Martin Poole suggests that the church ought to regain a sense of urgency concerning reaching others with its life-transforming message. The author advocates an approach that does not only depend on inviting others to enter our spaces but one that is willing to step into their spaces to reach those who do not darken a church doorway.
In this readable book the author offers some suggestions of how to use public spaces to meaningfully engage others with the good news. One of the best known of these approaches is the Beach Hut Advent Calendar, which over a 11-year period used 24 beach huts on Hove seafront in East Sussex to tell the story of Advent and Christmas.
Perhaps one of the most interesting points about this and the other forms of outreach showcased in this book is the willingness to listen to people and attempts to involve people in the process; not all the beach hut owners were card carrying Christians. This meaningful contact with the local community is a valuable way of building relationships while pointing people to the living God, who might be at work among them in ways that we and they are unaware of.
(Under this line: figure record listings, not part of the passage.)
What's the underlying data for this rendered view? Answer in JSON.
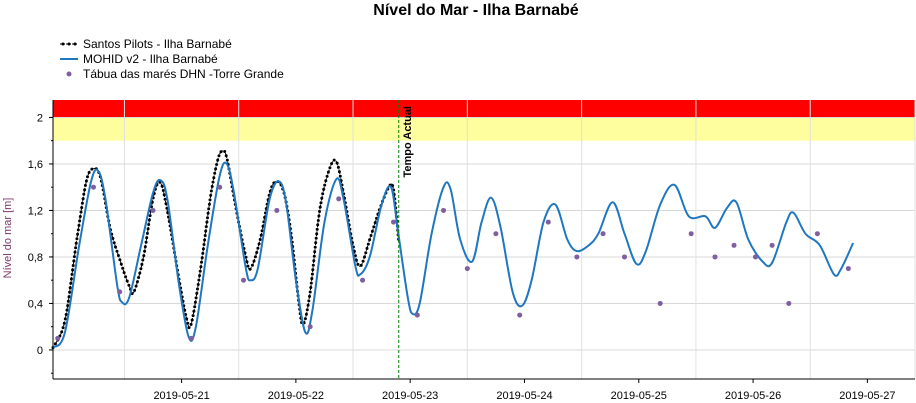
{
  "chart_data": {
    "type": "line",
    "title": "Nível do Mar - Ilha Barnabé",
    "ylabel": "Nível do mar [m]",
    "xlabel": "",
    "ylim": [
      -0.25,
      2.15
    ],
    "xlim": [
      "2019-05-20 09:00",
      "2019-05-27 22:00"
    ],
    "yticks": [
      0,
      0.4,
      0.8,
      1.2,
      1.6,
      2
    ],
    "ytick_labels": [
      "0",
      "0,4",
      "0,8",
      "1,2",
      "1,6",
      "2"
    ],
    "xticks": [
      "2019-05-21",
      "2019-05-22",
      "2019-05-23",
      "2019-05-24",
      "2019-05-25",
      "2019-05-26",
      "2019-05-27"
    ],
    "grid": true,
    "legend_position": "top-left",
    "bands": [
      {
        "from": 1.8,
        "to": 2.0,
        "color": "#fefe9e"
      },
      {
        "from": 2.0,
        "to": 2.15,
        "color": "#ff0000"
      }
    ],
    "vline": {
      "x": "2019-05-23 09:36",
      "label": "Tempo Actual",
      "color": "#008000"
    },
    "series": [
      {
        "name": "Santos Pilots - Ilha Barnabé",
        "style": "dotted-line",
        "color": "#000000",
        "points": [
          [
            "2019-05-20 09:00",
            0.02
          ],
          [
            "2019-05-20 11:30",
            0.25
          ],
          [
            "2019-05-20 14:00",
            0.95
          ],
          [
            "2019-05-20 16:00",
            1.45
          ],
          [
            "2019-05-20 17:30",
            1.56
          ],
          [
            "2019-05-20 19:00",
            1.48
          ],
          [
            "2019-05-20 21:00",
            1.05
          ],
          [
            "2019-05-20 23:00",
            0.78
          ],
          [
            "2019-05-21 01:00",
            0.55
          ],
          [
            "2019-05-21 02:00",
            0.5
          ],
          [
            "2019-05-21 04:00",
            0.8
          ],
          [
            "2019-05-21 06:00",
            1.3
          ],
          [
            "2019-05-21 07:30",
            1.44
          ],
          [
            "2019-05-21 09:00",
            1.2
          ],
          [
            "2019-05-21 11:30",
            0.6
          ],
          [
            "2019-05-21 13:00",
            0.28
          ],
          [
            "2019-05-21 14:00",
            0.22
          ],
          [
            "2019-05-21 16:00",
            0.7
          ],
          [
            "2019-05-21 18:00",
            1.3
          ],
          [
            "2019-05-21 19:30",
            1.62
          ],
          [
            "2019-05-21 20:30",
            1.71
          ],
          [
            "2019-05-21 21:30",
            1.65
          ],
          [
            "2019-05-21 23:30",
            1.2
          ],
          [
            "2019-05-22 01:30",
            0.8
          ],
          [
            "2019-05-22 02:30",
            0.7
          ],
          [
            "2019-05-22 04:30",
            0.95
          ],
          [
            "2019-05-22 06:30",
            1.35
          ],
          [
            "2019-05-22 08:00",
            1.45
          ],
          [
            "2019-05-22 09:30",
            1.35
          ],
          [
            "2019-05-22 11:00",
            1.0
          ],
          [
            "2019-05-22 12:30",
            0.45
          ],
          [
            "2019-05-22 13:30",
            0.22
          ],
          [
            "2019-05-22 15:00",
            0.5
          ],
          [
            "2019-05-22 17:00",
            1.2
          ],
          [
            "2019-05-22 19:00",
            1.55
          ],
          [
            "2019-05-22 20:30",
            1.62
          ],
          [
            "2019-05-22 22:00",
            1.35
          ],
          [
            "2019-05-23 00:00",
            0.9
          ],
          [
            "2019-05-23 01:30",
            0.72
          ],
          [
            "2019-05-23 03:30",
            0.95
          ],
          [
            "2019-05-23 05:30",
            1.2
          ],
          [
            "2019-05-23 07:30",
            1.4
          ],
          [
            "2019-05-23 08:30",
            1.38
          ],
          [
            "2019-05-23 09:36",
            0.93
          ]
        ]
      },
      {
        "name": "MOHID v2 - Ilha Barnabé",
        "style": "line",
        "color": "#1f77c0",
        "points": [
          [
            "2019-05-20 09:00",
            0.02
          ],
          [
            "2019-05-20 11:30",
            0.15
          ],
          [
            "2019-05-20 14:30",
            0.9
          ],
          [
            "2019-05-20 17:00",
            1.45
          ],
          [
            "2019-05-20 18:30",
            1.54
          ],
          [
            "2019-05-20 20:00",
            1.3
          ],
          [
            "2019-05-20 22:30",
            0.55
          ],
          [
            "2019-05-20 23:30",
            0.41
          ],
          [
            "2019-05-21 01:00",
            0.45
          ],
          [
            "2019-05-21 03:30",
            0.9
          ],
          [
            "2019-05-21 06:00",
            1.35
          ],
          [
            "2019-05-21 07:30",
            1.46
          ],
          [
            "2019-05-21 09:00",
            1.3
          ],
          [
            "2019-05-21 11:30",
            0.55
          ],
          [
            "2019-05-21 13:30",
            0.11
          ],
          [
            "2019-05-21 15:00",
            0.2
          ],
          [
            "2019-05-21 17:30",
            0.9
          ],
          [
            "2019-05-21 20:00",
            1.5
          ],
          [
            "2019-05-21 21:30",
            1.6
          ],
          [
            "2019-05-21 23:00",
            1.35
          ],
          [
            "2019-05-22 01:30",
            0.7
          ],
          [
            "2019-05-22 02:30",
            0.6
          ],
          [
            "2019-05-22 04:00",
            0.7
          ],
          [
            "2019-05-22 06:30",
            1.3
          ],
          [
            "2019-05-22 08:30",
            1.45
          ],
          [
            "2019-05-22 10:00",
            1.25
          ],
          [
            "2019-05-22 12:00",
            0.6
          ],
          [
            "2019-05-22 14:00",
            0.15
          ],
          [
            "2019-05-22 15:30",
            0.35
          ],
          [
            "2019-05-22 18:00",
            1.1
          ],
          [
            "2019-05-22 20:30",
            1.47
          ],
          [
            "2019-05-22 22:00",
            1.3
          ],
          [
            "2019-05-23 00:30",
            0.72
          ],
          [
            "2019-05-23 01:30",
            0.65
          ],
          [
            "2019-05-23 03:30",
            0.8
          ],
          [
            "2019-05-23 06:00",
            1.25
          ],
          [
            "2019-05-23 08:00",
            1.4
          ],
          [
            "2019-05-23 09:30",
            1.0
          ],
          [
            "2019-05-23 11:30",
            0.45
          ],
          [
            "2019-05-23 12:30",
            0.31
          ],
          [
            "2019-05-23 14:00",
            0.4
          ],
          [
            "2019-05-23 16:30",
            1.0
          ],
          [
            "2019-05-23 19:00",
            1.4
          ],
          [
            "2019-05-23 20:30",
            1.38
          ],
          [
            "2019-05-23 22:30",
            0.95
          ],
          [
            "2019-05-24 01:00",
            0.76
          ],
          [
            "2019-05-24 03:00",
            1.1
          ],
          [
            "2019-05-24 05:00",
            1.31
          ],
          [
            "2019-05-24 07:00",
            1.05
          ],
          [
            "2019-05-24 09:30",
            0.5
          ],
          [
            "2019-05-24 11:30",
            0.38
          ],
          [
            "2019-05-24 13:30",
            0.6
          ],
          [
            "2019-05-24 16:00",
            1.1
          ],
          [
            "2019-05-24 18:30",
            1.25
          ],
          [
            "2019-05-24 21:00",
            0.95
          ],
          [
            "2019-05-24 23:00",
            0.85
          ],
          [
            "2019-05-25 01:30",
            0.9
          ],
          [
            "2019-05-25 03:30",
            1.0
          ],
          [
            "2019-05-25 06:30",
            1.27
          ],
          [
            "2019-05-25 09:00",
            1.0
          ],
          [
            "2019-05-25 11:30",
            0.74
          ],
          [
            "2019-05-25 13:30",
            0.85
          ],
          [
            "2019-05-25 16:30",
            1.25
          ],
          [
            "2019-05-25 19:30",
            1.42
          ],
          [
            "2019-05-25 22:30",
            1.15
          ],
          [
            "2019-05-26 02:00",
            1.15
          ],
          [
            "2019-05-26 04:00",
            1.05
          ],
          [
            "2019-05-26 06:30",
            1.22
          ],
          [
            "2019-05-26 08:30",
            1.27
          ],
          [
            "2019-05-26 11:00",
            0.95
          ],
          [
            "2019-05-26 14:00",
            0.76
          ],
          [
            "2019-05-26 16:00",
            0.75
          ],
          [
            "2019-05-26 19:00",
            1.1
          ],
          [
            "2019-05-26 20:30",
            1.18
          ],
          [
            "2019-05-26 23:00",
            1.0
          ],
          [
            "2019-05-27 02:00",
            0.9
          ],
          [
            "2019-05-27 05:00",
            0.65
          ],
          [
            "2019-05-27 06:30",
            0.7
          ],
          [
            "2019-05-27 09:00",
            0.92
          ]
        ]
      },
      {
        "name": "Tábua das marés DHN -Torre Grande",
        "style": "markers",
        "color": "#7f5f9f",
        "points": [
          [
            "2019-05-20 10:00",
            0.1
          ],
          [
            "2019-05-20 17:30",
            1.4
          ],
          [
            "2019-05-20 23:00",
            0.5
          ],
          [
            "2019-05-21 06:00",
            1.2
          ],
          [
            "2019-05-21 14:00",
            0.1
          ],
          [
            "2019-05-21 20:00",
            1.4
          ],
          [
            "2019-05-22 01:00",
            0.6
          ],
          [
            "2019-05-22 08:00",
            1.2
          ],
          [
            "2019-05-22 15:00",
            0.2
          ],
          [
            "2019-05-22 21:00",
            1.3
          ],
          [
            "2019-05-23 02:00",
            0.6
          ],
          [
            "2019-05-23 08:30",
            1.1
          ],
          [
            "2019-05-23 13:30",
            0.3
          ],
          [
            "2019-05-23 19:00",
            1.2
          ],
          [
            "2019-05-24 00:00",
            0.7
          ],
          [
            "2019-05-24 06:00",
            1.0
          ],
          [
            "2019-05-24 11:00",
            0.3
          ],
          [
            "2019-05-24 17:00",
            1.1
          ],
          [
            "2019-05-24 23:00",
            0.8
          ],
          [
            "2019-05-25 04:30",
            1.0
          ],
          [
            "2019-05-25 09:00",
            0.8
          ],
          [
            "2019-05-25 16:30",
            0.4
          ],
          [
            "2019-05-25 23:00",
            1.0
          ],
          [
            "2019-05-26 04:00",
            0.8
          ],
          [
            "2019-05-26 08:00",
            0.9
          ],
          [
            "2019-05-26 12:30",
            0.8
          ],
          [
            "2019-05-26 16:00",
            0.9
          ],
          [
            "2019-05-26 19:30",
            0.4
          ],
          [
            "2019-05-27 01:30",
            1.0
          ],
          [
            "2019-05-27 08:00",
            0.7
          ]
        ]
      }
    ]
  }
}
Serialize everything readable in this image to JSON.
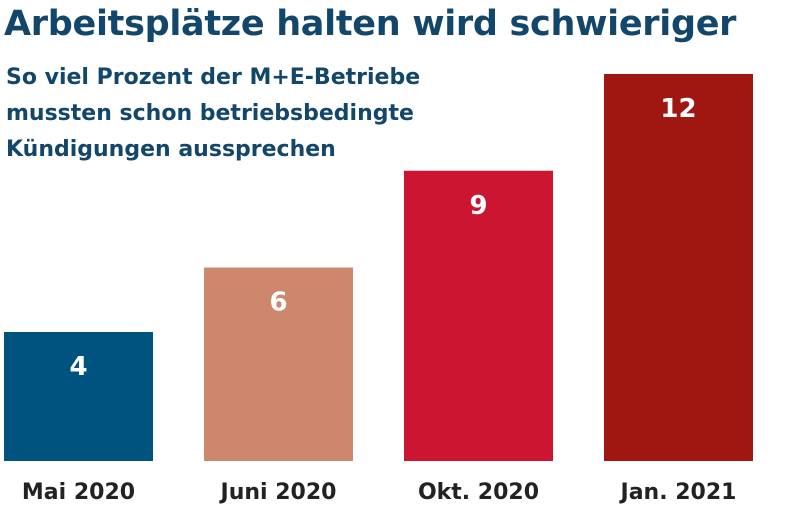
{
  "chart_data": {
    "type": "bar",
    "title": "Arbeitsplätze halten wird schwieriger",
    "subtitle_lines": [
      "So viel Prozent der M+E-Betriebe",
      "mussten schon betriebsbedingte",
      "Kündigungen aussprechen"
    ],
    "categories": [
      "Mai 2020",
      "Juni 2020",
      "Okt. 2020",
      "Jan. 2021"
    ],
    "values": [
      4,
      6,
      9,
      12
    ],
    "colors": [
      "#00527f",
      "#cd876d",
      "#cc1531",
      "#a01611"
    ],
    "ylim": [
      0,
      12
    ],
    "grid": false,
    "legend": "none"
  }
}
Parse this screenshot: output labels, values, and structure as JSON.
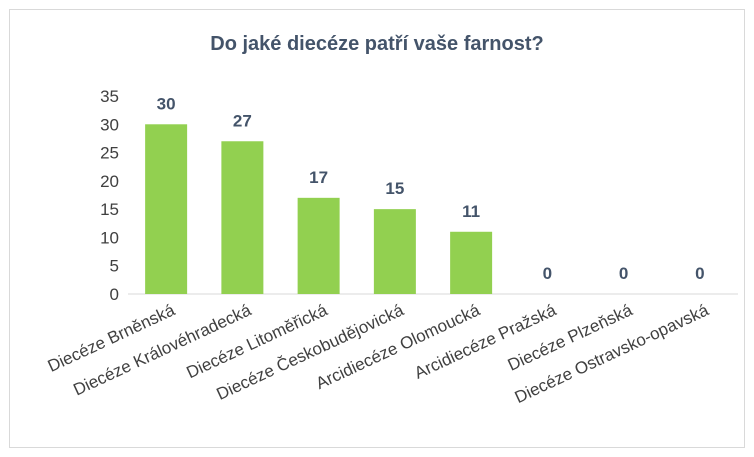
{
  "chart_data": {
    "type": "bar",
    "title": "Do jaké diecéze patří vaše farnost?",
    "xlabel": "",
    "ylabel": "",
    "categories": [
      "Diecéze Brněnská",
      "Diecéze Královéhradecká",
      "Diecéze Litoměřická",
      "Diecéze Českobudějovická",
      "Arcidiecéze Olomoucká",
      "Arcidiecéze Pražská",
      "Diecéze Plzeňská",
      "Diecéze Ostravsko-opavská"
    ],
    "values": [
      30,
      27,
      17,
      15,
      11,
      0,
      0,
      0
    ],
    "ylim": [
      0,
      35
    ],
    "yticks": [
      "0",
      "5",
      "10",
      "15",
      "20",
      "25",
      "30",
      "35"
    ],
    "grid": false,
    "legend": "none",
    "data_labels": true,
    "colors": {
      "bar": "#92d050",
      "axis": "#d9d9d9",
      "text": "#404040",
      "title": "#44546a",
      "data_label": "#44546a"
    }
  }
}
This book is worth reading as a pump primer for stimulating creative thinking about how to communicate the Christian message to those, who might not otherwise be interested.
Readers might not live in a place like Brighton and Hove that is so open to innovation (but also not always friendly to the Christian message), nor will many readers have the background and contacts of the author, who before he became a vicar worked as a TV producer.
Nonetheless, this is a book packed with ideas on how any church can think creatively about their local situation, and find cracks in public spaces where the light can shine through.
John Woods is a writer and Bible teacher based in West Sussex. He is Director of Training at the School of Preachers in Riga, Latvia.